# Binoculars



## mbitz (Sep 2, 2003)

Hello everyone.

I am looking at getting a pair of Steiner Safari 9X40 binoculars for deer hunting. Anyone have any experience with these binoculars, or Steiner in general?

Thanks!


----------



## Bobm (Aug 26, 2003)

I have a pair of Steiner 8 x 56 for the last 15 years not a single problem and I love them they are really large which can be a hassle in a tree but they work great


----------



## djleye (Nov 14, 2002)

German Optics are far superior to any others on the market.....be prepared to pay for those premium optics also!!!!


----------



## Drixmein (Jan 25, 2003)

I got some Safari 9X40 binocs last year and I LOVE them. I have always been a big Steiner fan, and these are great glasses for the money. I got them out of Seirra Outpost for 200 bucks. Can't beat that for quality glass. I use them for everything from scouting waterfowl to deer hunting.

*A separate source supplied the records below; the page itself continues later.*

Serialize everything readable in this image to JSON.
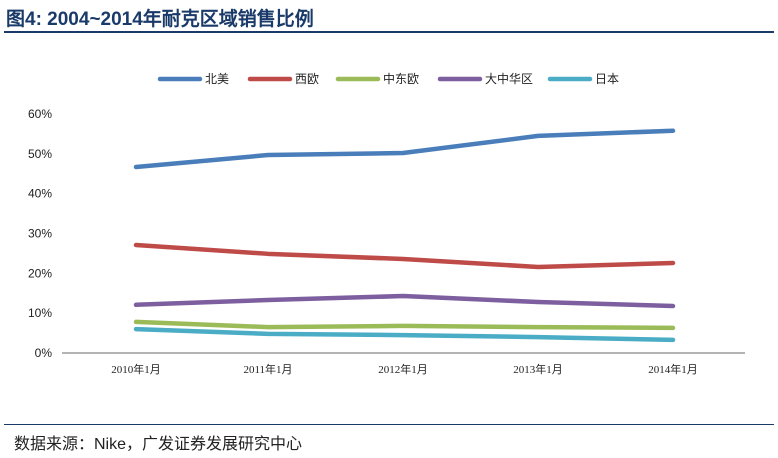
{
  "title": "图4:  2004~2014年耐克区域销售比例",
  "source": "数据来源：Nike，广发证券发展研究中心",
  "chart_data": {
    "type": "line",
    "title": "",
    "xlabel": "",
    "ylabel": "",
    "categories": [
      "2010年1月",
      "2011年1月",
      "2012年1月",
      "2013年1月",
      "2014年1月"
    ],
    "ylim": [
      0,
      60
    ],
    "yticks": [
      "0%",
      "10%",
      "20%",
      "30%",
      "40%",
      "50%",
      "60%"
    ],
    "grid": false,
    "legend": "top",
    "series": [
      {
        "name": "北美",
        "color": "#4a7ebb",
        "values": [
          46.7,
          49.7,
          50.2,
          54.5,
          55.8
        ]
      },
      {
        "name": "西欧",
        "color": "#be4b48",
        "values": [
          27.1,
          24.9,
          23.6,
          21.6,
          22.6
        ]
      },
      {
        "name": "中东欧",
        "color": "#9bbb59",
        "values": [
          7.8,
          6.5,
          6.8,
          6.5,
          6.3
        ]
      },
      {
        "name": "大中华区",
        "color": "#7d5fa0",
        "values": [
          12.1,
          13.3,
          14.3,
          12.8,
          11.8
        ]
      },
      {
        "name": "日本",
        "color": "#4bacc6",
        "values": [
          6.0,
          4.8,
          4.5,
          4.0,
          3.3
        ]
      }
    ]
  }
}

I am a huge fan of the automatic focus, I think you will be happy with them. Crystal clear, and we put them to the test against my dad's Pentax and my Grandpa's Swavarski's, and the mine were clearer than the Pentax, and the only real slight diff. between mine and the Swavarski's where when it started to get dark, and of course about 700 bucks.


----------



## Lars (Sep 5, 2003)

I was over in Germany and Austria three weeks ago. It was interesting to find alot of other German/Austrian made binos (that I have never heard of or seen for sale in the states) that IMHO are just as good as the leaders and for a quarter of the price! The store owners placed one of the brands second behind swavarski. I believe the brand was Erechsen. Boy, did I let a good deal slip!


----------



## mbitz (Sep 2, 2003)

I bought them, and love them so far. Had them out with me turkey hunting last weekend, just to use them a little. Really nice and clear. I got them for $150, which is an absolute steal for the quality of binoculars that they seem to be. Thanks for the replies!


----------